L’ancien président tunisien Zine el Abidine Ben Ali est décédé. Il était né le 3 septembre 1936. Des trois dirigeants du Maghreb, le président Ben Ali aura sans doute été le plus exécré par son peuple. Même ceux qui profitaient du système qu’il avait instauré le détestaient. Il a accédé au pouvoir, le 7 novembre 1987 après son prédécesseur Habib Bourguiba. Il aura tenu vingt-trois ans au pouvoir, mais sera tombé en moins d’un mois. De Zine El-Abidine Ben Ali, les Tunisiens garderont sans doute le souvenir de sa dernière apparition télévisée, le 13 janvier 2011.
Tout au long de sa carrière, Ben Ali va faire preuve d’habileté. De 1958 à 1974, il est nommé directeur de la sécurité militaire. Après l’échec de l’union tuniso-libyenne auquel il est soupçonné d’avoir été mêlé, il est envoyé en exil comme attaché militaire à Rabat, au Maroc. Il revient trois ans plus tard à Tunis, à la direction de la sûreté. C’est sans état d’âme qu’il mate des manifestations, en janvier 1978.

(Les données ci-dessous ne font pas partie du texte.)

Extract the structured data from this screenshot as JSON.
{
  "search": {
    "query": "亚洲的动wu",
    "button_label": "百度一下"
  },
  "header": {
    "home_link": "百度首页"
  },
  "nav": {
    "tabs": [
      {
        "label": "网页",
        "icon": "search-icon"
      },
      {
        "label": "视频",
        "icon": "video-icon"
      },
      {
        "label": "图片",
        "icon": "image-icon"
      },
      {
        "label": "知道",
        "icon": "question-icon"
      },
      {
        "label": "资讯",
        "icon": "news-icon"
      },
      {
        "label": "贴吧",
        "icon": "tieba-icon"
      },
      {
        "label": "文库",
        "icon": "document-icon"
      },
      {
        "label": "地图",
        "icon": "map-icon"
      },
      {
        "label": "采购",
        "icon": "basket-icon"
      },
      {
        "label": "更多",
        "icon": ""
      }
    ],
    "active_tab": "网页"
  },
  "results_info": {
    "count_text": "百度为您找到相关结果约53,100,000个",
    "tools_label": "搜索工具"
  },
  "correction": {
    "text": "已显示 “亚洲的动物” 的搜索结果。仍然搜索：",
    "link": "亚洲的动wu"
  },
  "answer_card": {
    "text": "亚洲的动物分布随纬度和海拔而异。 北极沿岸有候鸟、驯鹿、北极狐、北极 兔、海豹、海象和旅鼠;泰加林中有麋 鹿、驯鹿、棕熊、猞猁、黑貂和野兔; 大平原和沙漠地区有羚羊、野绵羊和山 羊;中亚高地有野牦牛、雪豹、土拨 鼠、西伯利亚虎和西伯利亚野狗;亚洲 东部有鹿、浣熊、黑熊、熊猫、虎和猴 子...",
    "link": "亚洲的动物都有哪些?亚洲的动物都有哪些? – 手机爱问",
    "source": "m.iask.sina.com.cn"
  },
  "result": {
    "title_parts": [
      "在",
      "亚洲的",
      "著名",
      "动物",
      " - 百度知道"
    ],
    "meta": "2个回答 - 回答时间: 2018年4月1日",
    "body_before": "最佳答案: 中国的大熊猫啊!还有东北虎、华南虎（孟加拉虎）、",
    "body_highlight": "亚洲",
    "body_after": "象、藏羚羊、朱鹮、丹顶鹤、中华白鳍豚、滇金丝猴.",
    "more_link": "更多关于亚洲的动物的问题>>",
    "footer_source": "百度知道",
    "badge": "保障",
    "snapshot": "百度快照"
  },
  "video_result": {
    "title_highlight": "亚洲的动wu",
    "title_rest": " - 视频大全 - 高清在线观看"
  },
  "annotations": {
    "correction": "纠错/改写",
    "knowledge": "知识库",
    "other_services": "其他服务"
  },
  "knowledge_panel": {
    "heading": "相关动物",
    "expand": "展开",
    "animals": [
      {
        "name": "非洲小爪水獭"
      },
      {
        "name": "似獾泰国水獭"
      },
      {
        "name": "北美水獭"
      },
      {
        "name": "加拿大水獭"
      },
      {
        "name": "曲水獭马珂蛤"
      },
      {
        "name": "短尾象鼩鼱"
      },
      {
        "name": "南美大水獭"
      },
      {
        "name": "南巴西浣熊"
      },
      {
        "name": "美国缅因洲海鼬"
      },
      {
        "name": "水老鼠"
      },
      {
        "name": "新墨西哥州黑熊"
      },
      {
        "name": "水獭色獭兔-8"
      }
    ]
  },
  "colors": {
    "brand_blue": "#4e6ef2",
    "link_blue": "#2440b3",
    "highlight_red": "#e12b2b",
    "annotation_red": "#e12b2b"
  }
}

Nouvel exil en avril 1980 : sous la pression de Wassila Bourguiba, l’épouse du vieux président, il est écarté de son poste de directeur de la sûreté. Pour arriver à ses fins, le militaire devenu policier va agiter l’épouvantail islamiste. Devenu ministre de l’intérieur en 1986, il déclare à ses collègues interloqués, lors du premier conseil des ministres auquel il participe : « Dans notre lutte contre les islamistes, nous devons recourir à deux méthodes : la désinformation et les délinquants. Nous allons les sortir de prison pour leur confier des tâches de police. » Le système Ben Ali est né. Il ne fera que se renforcer au fil du temps, jusqu’à rendre l’atmosphère irrespirable.
Ben Ali est alors envoyé à Varsovie comme ambassadeur. Quatre ans plus tard, il est rappelé à Tunis. Les « émeutes du pain » viennent de se produire. On a besoin de cet homme d’ordre. En octobre 1984, il est nommé secrétaire d’Etat à la sécurité nationale. C’est à partir de ce moment que Ben Ali tisse sa toile sur le pays.

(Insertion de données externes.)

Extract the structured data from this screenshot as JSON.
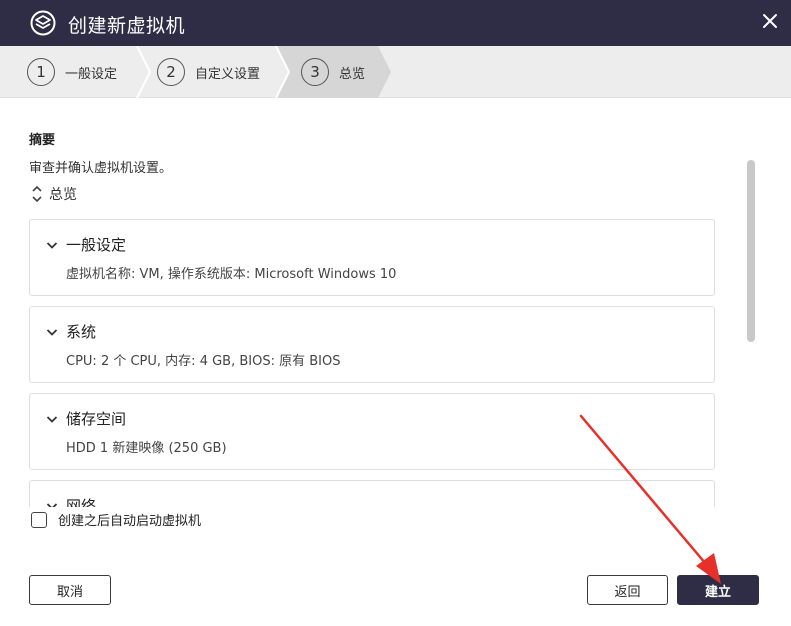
{
  "window": {
    "title": "创建新虚拟机",
    "close_icon": "close-icon",
    "logo_icon": "vm-logo-icon"
  },
  "wizard_steps": [
    {
      "number": "1",
      "label": "一般设定",
      "active": false
    },
    {
      "number": "2",
      "label": "自定义设置",
      "active": false
    },
    {
      "number": "3",
      "label": "总览",
      "active": true
    }
  ],
  "summary": {
    "title": "摘要",
    "description": "审查并确认虚拟机设置。",
    "overview_label": "总览"
  },
  "cards": [
    {
      "title": "一般设定",
      "detail": "虚拟机名称: VM, 操作系统版本: Microsoft Windows 10"
    },
    {
      "title": "系统",
      "detail": "CPU: 2 个 CPU, 内存: 4 GB, BIOS: 原有 BIOS"
    },
    {
      "title": "储存空间",
      "detail": "HDD 1 新建映像 (250 GB)"
    },
    {
      "title": "网络",
      "detail": ""
    }
  ],
  "autostart": {
    "label": "创建之后自动启动虚拟机",
    "checked": false
  },
  "buttons": {
    "cancel": "取消",
    "back": "返回",
    "create": "建立"
  },
  "colors": {
    "titlebar": "#2f2d46",
    "steps_bg": "#ededed",
    "active_step": "#d6d6d6",
    "primary_button": "#2f2d46",
    "annotation_arrow": "#e8302a"
  }
}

Lorsqu’il est arrivé au pouvoir, Ben Ali a promis des réformes, la démocratie, les droits des femmes et l’éducation. Mais l’effusion de sang dans l’Algérie voisine lui a fait craindre les islamistes et s’il a empêché la contagion du carnage algérien de se propager de l’autre côté de la frontière, il n’a pas réussi à créer une société plus ouverte. Il a bien apporté la croissance économique à la Tunisie, mais le tournant de son pouvoir a été la mort de Mohamed Bouazizi – un jeune homme qui ne pouvait pas être plus éloigné de la vie des Ben Ali. Cette affaire a déclenché des manifestations de rue qui ont finalement conduit à sa chute, qui a surpris presque tout le monde lorsqu’il a pris un avion à destination de l’Arabie Saoudite.